Quanto resisterà quel borgo fantasma? Chi si fa coccolare dai ricordi non ha dubbi: «Il miracolo puntualmente si ripeterà».

Tocca alla vena narrativa di Giacomo Miniutti, la cui famiglia era di Movada, tener vive le testimonianze, compresa una leggenda dalla quale spunta nitida la figura carismatica del vecchio “prete del lago”, don Basilio, classe 1898, originario del luogo.

«La sua anima vaga tra gli scheletri di sassi - avverte lo scrittore - per difenderli dalle forti correnti del Meduna. Tra i silenzi si coglie il respiro fievolissimo di chi non vuole abbandonare quel posto. Guarda caso, a tutt'oggi, i muri sono ancora in piedi, come monito che l'uomo non è il padrone del Creato, ma è soltanto una sorta di giardiniere, messo sulla terra per lavorarla, curarla e mantenerla la più intatta possibile».

Giacomo Miniutti, da ultimo “cantore della vallata”, non molla la presa del racconto.
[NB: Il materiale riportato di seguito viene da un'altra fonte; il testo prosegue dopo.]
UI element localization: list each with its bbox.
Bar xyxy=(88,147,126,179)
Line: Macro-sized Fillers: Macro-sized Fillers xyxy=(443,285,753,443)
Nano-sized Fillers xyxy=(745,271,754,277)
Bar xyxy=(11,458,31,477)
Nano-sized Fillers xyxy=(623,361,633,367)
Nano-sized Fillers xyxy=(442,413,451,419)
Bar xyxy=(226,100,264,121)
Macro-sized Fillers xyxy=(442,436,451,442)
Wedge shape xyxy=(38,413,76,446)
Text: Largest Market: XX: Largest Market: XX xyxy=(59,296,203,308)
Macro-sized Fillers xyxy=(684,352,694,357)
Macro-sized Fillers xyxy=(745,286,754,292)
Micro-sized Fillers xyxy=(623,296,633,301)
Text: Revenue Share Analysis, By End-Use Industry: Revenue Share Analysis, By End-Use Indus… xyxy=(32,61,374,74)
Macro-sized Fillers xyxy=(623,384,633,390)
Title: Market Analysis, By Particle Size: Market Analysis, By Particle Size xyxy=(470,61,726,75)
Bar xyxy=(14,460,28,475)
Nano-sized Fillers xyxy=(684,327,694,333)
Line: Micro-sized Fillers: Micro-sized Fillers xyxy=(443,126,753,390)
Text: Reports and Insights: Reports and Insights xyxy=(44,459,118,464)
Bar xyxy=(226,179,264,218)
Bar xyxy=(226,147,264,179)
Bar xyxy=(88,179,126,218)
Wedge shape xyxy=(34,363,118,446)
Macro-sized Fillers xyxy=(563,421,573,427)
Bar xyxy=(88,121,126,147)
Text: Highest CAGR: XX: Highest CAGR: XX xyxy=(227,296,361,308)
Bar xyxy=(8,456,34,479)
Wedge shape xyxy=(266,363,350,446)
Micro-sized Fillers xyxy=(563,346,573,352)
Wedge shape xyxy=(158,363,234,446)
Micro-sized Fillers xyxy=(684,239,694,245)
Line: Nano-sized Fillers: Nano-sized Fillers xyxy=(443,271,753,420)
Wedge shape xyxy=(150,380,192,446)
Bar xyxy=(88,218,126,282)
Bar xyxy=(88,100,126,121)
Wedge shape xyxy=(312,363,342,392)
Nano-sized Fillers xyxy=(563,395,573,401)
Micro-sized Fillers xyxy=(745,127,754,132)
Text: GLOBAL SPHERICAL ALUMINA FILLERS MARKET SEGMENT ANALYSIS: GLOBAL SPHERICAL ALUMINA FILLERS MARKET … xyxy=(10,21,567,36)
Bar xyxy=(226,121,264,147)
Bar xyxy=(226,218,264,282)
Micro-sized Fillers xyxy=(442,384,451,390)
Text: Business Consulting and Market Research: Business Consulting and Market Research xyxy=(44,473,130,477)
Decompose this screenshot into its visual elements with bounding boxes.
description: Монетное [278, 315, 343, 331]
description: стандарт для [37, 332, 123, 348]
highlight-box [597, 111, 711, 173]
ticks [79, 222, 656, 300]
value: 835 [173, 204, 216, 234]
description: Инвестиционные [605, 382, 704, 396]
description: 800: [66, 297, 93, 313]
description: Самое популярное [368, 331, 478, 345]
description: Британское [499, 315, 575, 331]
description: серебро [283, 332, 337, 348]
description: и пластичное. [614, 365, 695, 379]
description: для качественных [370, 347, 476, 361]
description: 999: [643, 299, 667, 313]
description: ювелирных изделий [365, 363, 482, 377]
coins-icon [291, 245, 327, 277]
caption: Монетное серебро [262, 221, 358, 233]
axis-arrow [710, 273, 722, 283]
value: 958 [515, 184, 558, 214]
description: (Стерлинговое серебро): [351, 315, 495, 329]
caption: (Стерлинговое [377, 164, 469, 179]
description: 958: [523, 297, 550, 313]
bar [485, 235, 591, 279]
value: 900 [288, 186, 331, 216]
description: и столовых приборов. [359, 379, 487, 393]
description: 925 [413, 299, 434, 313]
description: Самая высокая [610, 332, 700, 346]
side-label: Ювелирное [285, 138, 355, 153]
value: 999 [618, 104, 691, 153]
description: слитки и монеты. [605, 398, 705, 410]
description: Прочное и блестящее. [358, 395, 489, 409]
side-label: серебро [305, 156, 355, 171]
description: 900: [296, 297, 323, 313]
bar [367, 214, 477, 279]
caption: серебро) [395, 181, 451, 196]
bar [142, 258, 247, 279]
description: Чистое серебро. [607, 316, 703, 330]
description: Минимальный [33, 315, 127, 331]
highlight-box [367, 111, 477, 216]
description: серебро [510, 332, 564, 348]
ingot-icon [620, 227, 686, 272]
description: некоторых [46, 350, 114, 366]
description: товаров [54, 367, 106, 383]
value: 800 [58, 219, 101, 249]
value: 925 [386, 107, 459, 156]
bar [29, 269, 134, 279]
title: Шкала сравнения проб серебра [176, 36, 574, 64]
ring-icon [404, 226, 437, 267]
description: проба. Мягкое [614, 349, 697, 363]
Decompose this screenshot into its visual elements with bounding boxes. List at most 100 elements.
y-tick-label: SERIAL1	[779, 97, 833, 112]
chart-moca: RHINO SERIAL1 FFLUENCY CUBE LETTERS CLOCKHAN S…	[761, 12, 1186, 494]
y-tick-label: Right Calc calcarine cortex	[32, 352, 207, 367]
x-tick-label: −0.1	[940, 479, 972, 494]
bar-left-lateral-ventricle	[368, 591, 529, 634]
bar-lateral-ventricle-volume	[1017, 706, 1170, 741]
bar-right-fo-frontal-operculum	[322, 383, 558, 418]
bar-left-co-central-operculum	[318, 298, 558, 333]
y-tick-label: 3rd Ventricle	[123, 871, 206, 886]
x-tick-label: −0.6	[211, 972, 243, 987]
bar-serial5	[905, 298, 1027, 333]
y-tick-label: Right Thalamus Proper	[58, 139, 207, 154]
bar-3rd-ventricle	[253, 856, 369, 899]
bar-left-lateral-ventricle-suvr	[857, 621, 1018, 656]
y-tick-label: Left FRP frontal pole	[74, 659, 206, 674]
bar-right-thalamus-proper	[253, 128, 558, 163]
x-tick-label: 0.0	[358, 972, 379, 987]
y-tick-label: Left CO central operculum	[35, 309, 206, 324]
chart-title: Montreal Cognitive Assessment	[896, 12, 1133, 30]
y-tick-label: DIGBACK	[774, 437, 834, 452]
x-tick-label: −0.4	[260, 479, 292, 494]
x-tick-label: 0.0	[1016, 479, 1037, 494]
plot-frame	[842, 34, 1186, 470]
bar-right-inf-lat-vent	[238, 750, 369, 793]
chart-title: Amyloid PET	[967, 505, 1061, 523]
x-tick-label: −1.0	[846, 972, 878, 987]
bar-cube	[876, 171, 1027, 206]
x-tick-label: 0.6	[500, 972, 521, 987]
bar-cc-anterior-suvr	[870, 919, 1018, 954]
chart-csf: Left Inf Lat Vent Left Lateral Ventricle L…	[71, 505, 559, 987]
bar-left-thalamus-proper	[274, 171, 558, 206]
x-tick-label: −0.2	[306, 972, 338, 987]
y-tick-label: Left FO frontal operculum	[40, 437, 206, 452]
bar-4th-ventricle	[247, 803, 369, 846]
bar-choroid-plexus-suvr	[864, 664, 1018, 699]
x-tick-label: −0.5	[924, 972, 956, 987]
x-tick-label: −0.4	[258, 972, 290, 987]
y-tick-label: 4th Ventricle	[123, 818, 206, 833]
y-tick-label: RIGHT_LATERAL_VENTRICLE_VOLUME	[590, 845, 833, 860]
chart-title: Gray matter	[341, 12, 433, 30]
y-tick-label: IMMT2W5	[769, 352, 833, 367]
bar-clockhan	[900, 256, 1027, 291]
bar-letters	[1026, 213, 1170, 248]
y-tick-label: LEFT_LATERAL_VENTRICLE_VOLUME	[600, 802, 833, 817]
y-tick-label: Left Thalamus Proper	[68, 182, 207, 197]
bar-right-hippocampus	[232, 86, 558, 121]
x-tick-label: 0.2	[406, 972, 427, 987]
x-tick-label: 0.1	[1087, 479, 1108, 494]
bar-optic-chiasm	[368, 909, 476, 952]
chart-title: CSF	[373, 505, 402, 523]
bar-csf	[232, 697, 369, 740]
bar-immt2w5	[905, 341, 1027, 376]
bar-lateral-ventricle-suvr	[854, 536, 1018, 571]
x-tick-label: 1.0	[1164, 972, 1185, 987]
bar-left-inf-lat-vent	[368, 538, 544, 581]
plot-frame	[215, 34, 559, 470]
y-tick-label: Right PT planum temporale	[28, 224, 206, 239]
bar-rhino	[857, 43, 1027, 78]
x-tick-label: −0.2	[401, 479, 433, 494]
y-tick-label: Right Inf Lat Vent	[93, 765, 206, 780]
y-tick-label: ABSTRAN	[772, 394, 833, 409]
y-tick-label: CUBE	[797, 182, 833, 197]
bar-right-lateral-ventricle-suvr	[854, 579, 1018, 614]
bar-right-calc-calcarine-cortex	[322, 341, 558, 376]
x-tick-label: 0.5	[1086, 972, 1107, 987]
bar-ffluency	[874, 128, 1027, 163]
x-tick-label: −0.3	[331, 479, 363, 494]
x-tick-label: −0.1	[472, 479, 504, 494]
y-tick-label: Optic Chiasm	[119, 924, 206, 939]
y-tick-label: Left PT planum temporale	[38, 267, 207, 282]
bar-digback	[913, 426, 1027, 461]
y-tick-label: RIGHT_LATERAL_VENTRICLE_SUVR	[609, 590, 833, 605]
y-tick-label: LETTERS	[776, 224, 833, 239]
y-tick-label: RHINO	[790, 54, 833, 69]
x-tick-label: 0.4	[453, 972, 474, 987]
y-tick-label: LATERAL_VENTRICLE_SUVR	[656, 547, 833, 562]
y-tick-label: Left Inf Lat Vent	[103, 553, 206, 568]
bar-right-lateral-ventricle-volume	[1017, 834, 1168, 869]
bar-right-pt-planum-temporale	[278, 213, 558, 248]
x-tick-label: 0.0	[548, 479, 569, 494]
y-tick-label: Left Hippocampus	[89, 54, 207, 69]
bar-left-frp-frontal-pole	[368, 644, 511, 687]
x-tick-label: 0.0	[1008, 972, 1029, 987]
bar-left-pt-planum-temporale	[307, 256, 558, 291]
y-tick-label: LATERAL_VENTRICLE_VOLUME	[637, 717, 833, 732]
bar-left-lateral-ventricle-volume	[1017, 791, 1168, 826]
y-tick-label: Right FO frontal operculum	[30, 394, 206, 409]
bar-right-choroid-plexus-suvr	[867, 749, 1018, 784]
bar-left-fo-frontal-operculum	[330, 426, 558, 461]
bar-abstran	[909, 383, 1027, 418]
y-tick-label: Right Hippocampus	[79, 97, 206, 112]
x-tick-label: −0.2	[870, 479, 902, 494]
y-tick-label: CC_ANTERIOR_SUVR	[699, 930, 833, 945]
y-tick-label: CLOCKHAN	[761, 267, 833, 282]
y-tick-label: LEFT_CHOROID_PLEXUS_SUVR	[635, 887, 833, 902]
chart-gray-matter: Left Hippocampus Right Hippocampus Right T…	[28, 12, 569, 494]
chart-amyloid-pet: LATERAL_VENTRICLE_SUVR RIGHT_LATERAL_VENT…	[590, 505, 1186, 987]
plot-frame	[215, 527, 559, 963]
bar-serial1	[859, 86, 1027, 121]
Il sacerdote è in lotta continua con una malefica maga che vorrebbe cancellare definitivamente la storia della piccola comunità. La donna è preda di volontà diaboliche: punire il borgo per aver sostenuto il prete.

Che ne sarà di Movada? Nei periodi di seccità, Giacomo Miniutti non perde di vista il lago, neanche per un attimo. Lui è sicuro dell’esistenza di un santo protettore. E quando intravede le rovine, gongola: «Don Basilio è lì, lavora ancora».